Huntley, showing extreme maturity, discussed the team's commitment to doing the right thing and treating the enemy in accordance with the laws of warfare despite the strong emotions they felt. The suspect was captured, and six months later he was found guilty in an Iraqi court. Ward said that Huntley's comments about the platoon's handling of the detainee spoke volumes about the Soldier's integrity and commitment to his country.

"(Huntley) said, ‘I have a duty to my country, my Family and the memory of my platoon leader to do the right thing at all times,'" Ward quoted. "Sergeant First Class Huntley lived his life with integrity and set the example for all of us to follow, and obviously the Army recognized this well before many of us had the pleasure to know him."
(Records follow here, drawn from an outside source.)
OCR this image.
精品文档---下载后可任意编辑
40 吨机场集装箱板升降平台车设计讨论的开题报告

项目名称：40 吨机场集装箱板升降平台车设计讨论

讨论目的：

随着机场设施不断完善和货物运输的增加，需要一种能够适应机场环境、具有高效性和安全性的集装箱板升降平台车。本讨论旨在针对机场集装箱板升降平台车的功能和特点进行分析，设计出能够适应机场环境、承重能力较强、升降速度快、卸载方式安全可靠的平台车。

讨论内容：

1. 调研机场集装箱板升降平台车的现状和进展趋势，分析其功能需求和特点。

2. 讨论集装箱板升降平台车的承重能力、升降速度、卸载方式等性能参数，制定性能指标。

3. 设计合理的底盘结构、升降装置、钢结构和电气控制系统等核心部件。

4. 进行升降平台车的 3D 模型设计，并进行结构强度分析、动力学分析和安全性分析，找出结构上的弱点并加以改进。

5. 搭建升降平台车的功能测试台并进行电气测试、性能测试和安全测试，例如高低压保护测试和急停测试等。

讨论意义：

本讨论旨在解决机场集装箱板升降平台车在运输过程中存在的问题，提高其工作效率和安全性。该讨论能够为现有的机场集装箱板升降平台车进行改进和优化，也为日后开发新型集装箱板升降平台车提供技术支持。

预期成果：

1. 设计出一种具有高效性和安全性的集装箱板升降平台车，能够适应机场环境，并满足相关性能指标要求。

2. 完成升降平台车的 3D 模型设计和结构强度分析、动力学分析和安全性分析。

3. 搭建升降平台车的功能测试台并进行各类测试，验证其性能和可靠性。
Staff Sergeant Lukas Graves, described him as a leader who wanted to spend as much time as possible with his Soldiers and who never hesitated to praise them for their hard work. Graves recounted a recent difficult after-action review during NTC that left several of the Soldiers feeling down.

Huntley went out of his way and brought the platoon together to tell him how proud of them he was.
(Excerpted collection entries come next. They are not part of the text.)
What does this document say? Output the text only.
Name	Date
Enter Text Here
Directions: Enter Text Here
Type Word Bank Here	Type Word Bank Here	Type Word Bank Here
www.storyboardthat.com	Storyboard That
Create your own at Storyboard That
"This was not an uncommon event with (Sgt. 1st Class) Huntley," Graves said. "He truly believed that his Soldiers were not told this enough."

Graves also remembered Huntley as a man with an irrational fondness for banana taffy. The former drill sergeant kept a large bowl of it on his desk and was known to share with anyone who came in his office.

"I don't know how or where he got that banana Laffy taffy, but I was always offered one ... And when I didn't want one, he would throw it at me," Graves chuckled through tears.

"He was a man intently serious about life, but also very serious with a smile," said Chaplain (Capt.) Jeremy Rhoades.

The chaplain acknowledged it was difficult to make sense of Huntley's death, but assured friends and Family that healing will come with time. He encouraged them to keep taking every opportunity to commemorate his life by sharing stories.

"May we not forsake his name, may we share in his stories and may we celebrate his life," Rhoades said.


Sergeant 1st Class Patrick Huntley was born in Portland, Ore., March 15, 1980. He enlisted in the Army in 1998 and attended Infantry One Station Unit Training at Fort Benning, Ga. He served as an infantryman in 2nd Battalion, 75th Ranger Regiment, and 1st Brigade, 25th Infantry Division at Fort Lewis. He served with the 2nd Stryker Cavalry Regiment in Germany, and most recently as a drill sergeant at Fort Benning, Ga., before arriving in August at JBLM for his current assignment with 2-1 Inf., 2nd Bde., 2nd Inf. Div.

Huntley deployed to Iraq in support of Operation Iraqi Freedom twice, from October 2004 to October 2005 and September 2007 to November 2008.

He is survived by his wife, Crystal, and children, Savannah, Sterling and Sophia. His awards and decorations include the Bronze Star Medal, Purple Heart, Army Commendation Medal (three awards), Army Achievement Medal (three awards), Valorous Unit Award, Army Good Conduct Medal (four awards), National Defense Service Medal, Iraq Campaign Medal, Global War on Terrorism Expeditionary Medal, Global War on Terrorism Service Medal, Combat Infantryman Badge, Expert Infantryman Badge, Parachutist Badge and Air Assault Badge.